2.3 线程安全的数据结构：queue.Queue

python 复制代码

import queue
import threading
import time


def worker(q: queue.Queue, results: list, lock: threading.Lock):
    while True:
        try:
            item = q.get(timeout=0.1)
        except queue.Empty:
            break
        # 处理任务
        result = item * 2
        with lock:
            results.append(result)
        q.task_done()


# 创建任务队列
task_queue: queue.Queue = queue.Queue()
for i in range(10):
    task_queue.put(i)

results: list = []
lock = threading.Lock()

# 创建工作线程
threads = [
    threading.Thread(target=worker, args=(task_queue, results, lock))
    for _ in range(3)
]
for t in threads:
    t.start()

# 等待所有任务完成
task_queue.join()
for t in threads:
    t.join()

print(f"Queue results: {sorted(results)}")  # [0, 2, 4, 6, 8, 10, 12, 14, 16, 18]

2.4 死锁的产生与避免

python 复制代码

import threading
import time


# ========== 死锁示例 ==========
lock_a = threading.Lock()
lock_b = threading.Lock()
deadlock_occurred = False

def thread_1_deadlock():
    global deadlock_occurred
    lock_a.acquire()
    time.sleep(0.01)
    # 尝试获取 lock_b，但 thread_2 持有 lock_b 且在等待 lock_a
    acquired = lock_b.acquire(timeout=0.1)
    if not acquired:
        deadlock_occurred = True
    lock_a.release()
    if acquired:
        lock_b.release()

def thread_2_deadlock():
    lock_b.acquire()
    time.sleep(0.01)
    # 尝试获取 lock_a，但 thread_1 持有 lock_a 且在等待 lock_b
    acquired = lock_a.acquire(timeout=0.1)
    lock_b.release()
    if acquired:
        lock_a.release()

t1 = threading.Thread(target=thread_1_deadlock)
t2 = threading.Thread(target=thread_2_deadlock)
t1.start(); t2.start()
t1.join(); t2.join()
print(f"Deadlock detected (via timeout): {deadlock_occurred}")

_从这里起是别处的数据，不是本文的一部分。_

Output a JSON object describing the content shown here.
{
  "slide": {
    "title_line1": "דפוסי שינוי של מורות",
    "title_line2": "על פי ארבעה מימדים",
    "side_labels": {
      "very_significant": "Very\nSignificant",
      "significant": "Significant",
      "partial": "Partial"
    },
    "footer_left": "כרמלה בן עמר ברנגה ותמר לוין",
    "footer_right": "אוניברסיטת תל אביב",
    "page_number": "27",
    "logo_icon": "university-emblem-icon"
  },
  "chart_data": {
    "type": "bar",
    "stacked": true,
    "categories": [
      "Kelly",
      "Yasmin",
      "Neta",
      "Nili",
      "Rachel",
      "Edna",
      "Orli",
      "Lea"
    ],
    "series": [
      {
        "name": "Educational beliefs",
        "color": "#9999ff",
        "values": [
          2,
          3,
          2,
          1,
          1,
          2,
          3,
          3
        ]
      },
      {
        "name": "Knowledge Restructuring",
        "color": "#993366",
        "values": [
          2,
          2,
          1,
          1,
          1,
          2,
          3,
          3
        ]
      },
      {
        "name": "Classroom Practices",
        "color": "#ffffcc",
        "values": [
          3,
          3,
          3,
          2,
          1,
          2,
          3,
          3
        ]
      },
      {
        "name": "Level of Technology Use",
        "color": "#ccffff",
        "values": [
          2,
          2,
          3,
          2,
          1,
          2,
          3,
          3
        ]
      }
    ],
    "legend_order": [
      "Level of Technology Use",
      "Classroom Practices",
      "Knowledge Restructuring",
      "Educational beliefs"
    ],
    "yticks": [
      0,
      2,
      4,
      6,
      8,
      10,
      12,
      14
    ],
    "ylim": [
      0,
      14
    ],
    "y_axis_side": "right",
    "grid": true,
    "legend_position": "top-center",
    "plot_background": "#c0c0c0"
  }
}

# ========== 避免死锁：锁排序 ==========
def safe_transfer(
    from_account: BankAccount,
    to_account: BankAccount,
    amount: float,
) -> bool:
    """通过固定锁顺序避免死锁"""
    # 始终按 id 排序获取锁，确保所有线程的获取顺序一致
    first, second = sorted(
        [from_account, to_account],
        key=lambda a: id(a)
    )
    with first._lock:
        with second._lock:
            if from_account.balance >= amount:
                from_account._balance -= amount
                to_account._balance += amount
                return True
            return False


a1 = BankAccount(1000)
a2 = BankAccount(500)

# 多个线程互相转账，不会死锁
threads = []
for i in range(10):
    if i % 2 == 0:
        t = threading.Thread(target=safe_transfer, args=(a1, a2, 10))
    else:
        t = threading.Thread(target=safe_transfer, args=(a2, a1, 10))
    threads.append(t)
    t.start()

for t in threads:
    t.join()

print(f"Total after transfers: {a1.balance + a2.balance}")  # 1500.0（守恒）

死锁的四个必要条件（面试考点）：

互斥：资源不能共享，一次只能被一个线程使用
持有并等待：线程持有一个锁，同时等待获取另一个锁
不可抢占：锁不能被强制释放
循环等待：多个线程形成锁的循环依赖

避免策略 ：破坏任意一个条件即可。最常用的是锁排序 （破坏循环等待）和超时机制 （lock.acquire(timeout=...)）。

三、多进程编程（multiprocessing）

3.1 进程间通信

python 复制代码

import multiprocessing
import time
import os


# ========== Queue：进程间消息队列 ==========
def producer_process(q: multiprocessing.Queue, count: int):
    for i in range(count):
        q.put({"id": i, "pid": os.getpid()})
    q.put(None)  # 哨兵值


def consumer_process(q: multiprocessing.Queue, results: list):
    while True:
        item = q.get()
        if item is None:
            break
        results.append(item["id"])


if __name__ == "__main__":
    q: multiprocessing.Queue = multiprocessing.Queue()

    # 使用 Manager 创建共享列表
    manager = multiprocessing.Manager()
    results = manager.list()

    p1 = multiprocessing.Process(target=producer_process, args=(q, 5))
    p2 = multiprocessing.Process(target=consumer_process, args=(q, results))

    p1.start()
    p2.start()
    p1.join()
    p2.join()

    print(f"Process Queue results: {sorted(results)}")  # [0, 1, 2, 3, 4]

3.2 共享内存

python 复制代码

import multiprocessing
import ctypes


def increment_shared(counter, lock, n):
    for _ in range(n):
        with lock:
            counter.value += 1


if __name__ == "__main__":
    # ========== Value：共享简单值 ==========
    counter = multiprocessing.Value(ctypes.c_int, 0)
    lock = multiprocessing.Lock()

    processes = [
        multiprocessing.Process(
            target=increment_shared,
            args=(counter, lock, 1000)
        )
        for _ in range(4)
    ]

    for p in processes:
        p.start()
    for p in processes:
        p.join()

    print(f"Shared counter: {counter.value}")  # 4000


    # ========== Array：共享数组 ==========
    arr = multiprocessing.Array(ctypes.c_double, [0.0, 0.0, 0.0])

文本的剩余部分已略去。